For most business owners, the company health plan was one of the most valuable non-salary benefits they enjoyed, often covering the owner and their family at group rates not available in the individual market. When the business is sold, that group plan ends, and you become personally responsible for health insurance costs that can range from $700 to $2,500 per month for a family, depending on the plan and your location.
COBRA allows you to continue your existing group plan for up to 18 months after the qualifying event (the sale). The catch: you pay the full premium yourself, both the employer's share and your own, plus a 2% administrative fee. This is typically significantly more expensive than what you paid as an employee-owner. However, COBRA provides continuity of coverage and the same network, which matters if you're mid-treatment or have preferred providers.
An ACA Marketplace plan is a strong option if your income in the year after the sale is structured carefully.
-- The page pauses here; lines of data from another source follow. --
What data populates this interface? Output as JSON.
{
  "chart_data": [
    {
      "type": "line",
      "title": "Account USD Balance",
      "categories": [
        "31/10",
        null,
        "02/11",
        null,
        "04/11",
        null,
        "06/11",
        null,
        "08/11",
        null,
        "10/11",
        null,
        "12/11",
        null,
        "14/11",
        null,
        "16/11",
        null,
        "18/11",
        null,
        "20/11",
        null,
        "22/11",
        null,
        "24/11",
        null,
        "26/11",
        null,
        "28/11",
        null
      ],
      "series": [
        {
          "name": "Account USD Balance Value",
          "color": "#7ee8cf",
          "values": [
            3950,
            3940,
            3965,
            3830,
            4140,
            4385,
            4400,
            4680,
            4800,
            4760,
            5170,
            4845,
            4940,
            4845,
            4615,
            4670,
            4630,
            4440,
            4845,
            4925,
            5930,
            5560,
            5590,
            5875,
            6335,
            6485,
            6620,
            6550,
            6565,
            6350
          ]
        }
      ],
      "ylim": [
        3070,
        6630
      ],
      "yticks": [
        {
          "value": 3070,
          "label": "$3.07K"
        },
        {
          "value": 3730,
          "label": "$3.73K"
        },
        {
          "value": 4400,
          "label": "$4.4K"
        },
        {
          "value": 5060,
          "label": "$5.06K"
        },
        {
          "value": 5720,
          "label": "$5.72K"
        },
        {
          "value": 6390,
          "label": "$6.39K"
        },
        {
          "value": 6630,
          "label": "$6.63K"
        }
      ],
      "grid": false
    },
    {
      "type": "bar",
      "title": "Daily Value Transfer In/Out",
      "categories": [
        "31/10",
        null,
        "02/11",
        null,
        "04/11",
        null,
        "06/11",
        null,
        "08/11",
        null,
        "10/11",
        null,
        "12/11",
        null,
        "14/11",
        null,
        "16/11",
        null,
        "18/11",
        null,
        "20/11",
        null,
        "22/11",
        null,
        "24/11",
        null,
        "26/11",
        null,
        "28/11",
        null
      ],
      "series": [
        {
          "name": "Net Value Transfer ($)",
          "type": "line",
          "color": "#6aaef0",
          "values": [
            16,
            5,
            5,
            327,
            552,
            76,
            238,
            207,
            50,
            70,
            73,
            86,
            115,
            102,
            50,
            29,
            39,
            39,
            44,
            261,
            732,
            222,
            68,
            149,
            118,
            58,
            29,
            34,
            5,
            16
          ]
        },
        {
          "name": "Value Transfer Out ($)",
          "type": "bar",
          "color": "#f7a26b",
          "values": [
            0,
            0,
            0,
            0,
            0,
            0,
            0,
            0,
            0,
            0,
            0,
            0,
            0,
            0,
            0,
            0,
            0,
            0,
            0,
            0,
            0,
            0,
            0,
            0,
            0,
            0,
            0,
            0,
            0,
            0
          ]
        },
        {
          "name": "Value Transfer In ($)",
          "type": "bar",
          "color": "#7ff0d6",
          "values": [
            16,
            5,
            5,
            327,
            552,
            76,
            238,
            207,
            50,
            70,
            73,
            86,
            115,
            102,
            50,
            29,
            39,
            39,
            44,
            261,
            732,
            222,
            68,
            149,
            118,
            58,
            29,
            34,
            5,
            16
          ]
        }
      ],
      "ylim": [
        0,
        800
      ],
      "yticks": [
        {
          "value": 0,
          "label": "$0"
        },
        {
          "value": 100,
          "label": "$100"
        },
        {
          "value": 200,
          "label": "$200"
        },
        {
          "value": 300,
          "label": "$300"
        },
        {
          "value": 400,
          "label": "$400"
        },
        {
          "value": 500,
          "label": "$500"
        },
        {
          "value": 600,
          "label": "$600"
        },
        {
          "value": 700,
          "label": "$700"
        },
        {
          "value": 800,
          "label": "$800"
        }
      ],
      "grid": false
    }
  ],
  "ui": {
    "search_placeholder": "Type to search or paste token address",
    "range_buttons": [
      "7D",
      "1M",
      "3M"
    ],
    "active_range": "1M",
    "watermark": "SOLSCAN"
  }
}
ACA subsidies are available for individuals with MAGI between 100% and 400% of the federal poverty level, and above 400%, premium tax credits phase out on a sliding scale. Business sellers with significant one-time income from the sale may not qualify for subsidies in the year of sale, but may qualify in subsequent years if income normalizes.
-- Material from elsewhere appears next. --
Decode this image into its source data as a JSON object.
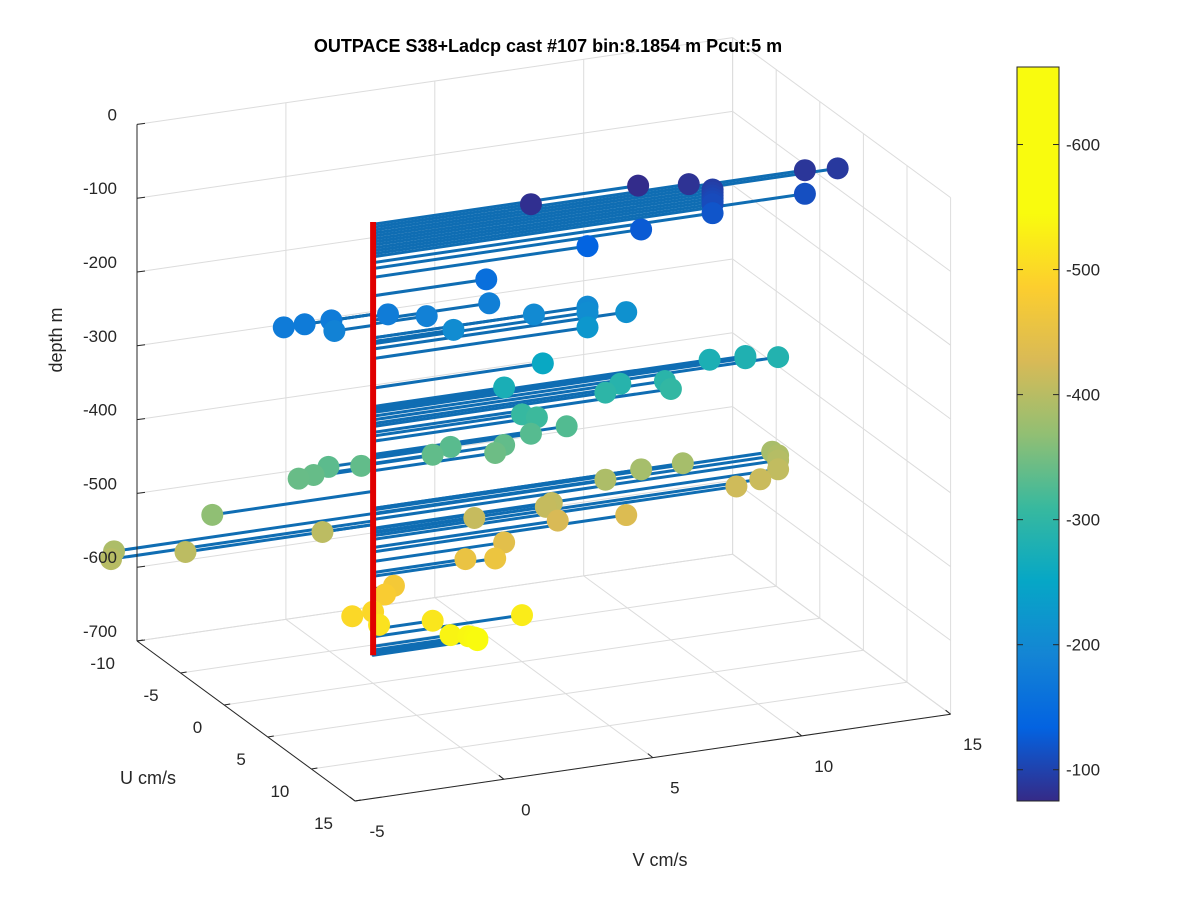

For business sellers approaching 65, the gap between closing and Medicare eligibility may be short enough to bridge with COBRA or a short-term plan. For those in their 50s, a multi-year bridge strategy is required. We model healthcare costs as a line item in your retirement income plan, it's consistently one of the largest and most underestimated expenses.
Key facts
- COBRA continuation coverage lasts up to 18 months; must be elected within 60 days of losing coverage
- Standard Medicare Part B premium in 2026: $185/month per person; plus Medigap or Medicare Advantage coverage
- ACA subsidies are available for MAGI between 100%-400% of FPL (approximately $14,580-$58,320 for a single individual in 2026)
- Illinois ACA Marketplace open enrollment: November 1, January 15; special enrollment available after a qualifying life event (business sale counts)
- The average business owner couple spends $700-$2,500/month on health insurance between retirement and Medicare eligibility
Can I reduce my income to qualify for ACA subsidies after selling my business?
Yes, but carefully. Your MAGI for ACA subsidy purposes includes capital gains from the sale in the year it occurs, which typically exceeds subsidy thresholds. In subsequent years, if your income from investments and other sources is lower, you may qualify. Structuring your withdrawal strategy to stay below the relevant thresholds (while also optimizing for Roth conversions and IRMAA) is a multi-year income planning exercise.
Should I include health insurance costs in my retirement budget?
Absolutely, and most people underestimate this line item significantly. From the time you sell until Medicare eligibility, plan for $1,500-$2,500 per month for a couple depending on your plan choice. After Medicare enrollment, costs typically drop, but you will still need a Medigap or Medicare Advantage plan plus Part D drug coverage. Fidelity estimates the average couple needs $315,000 for lifetime healthcare costs, not including long-term care.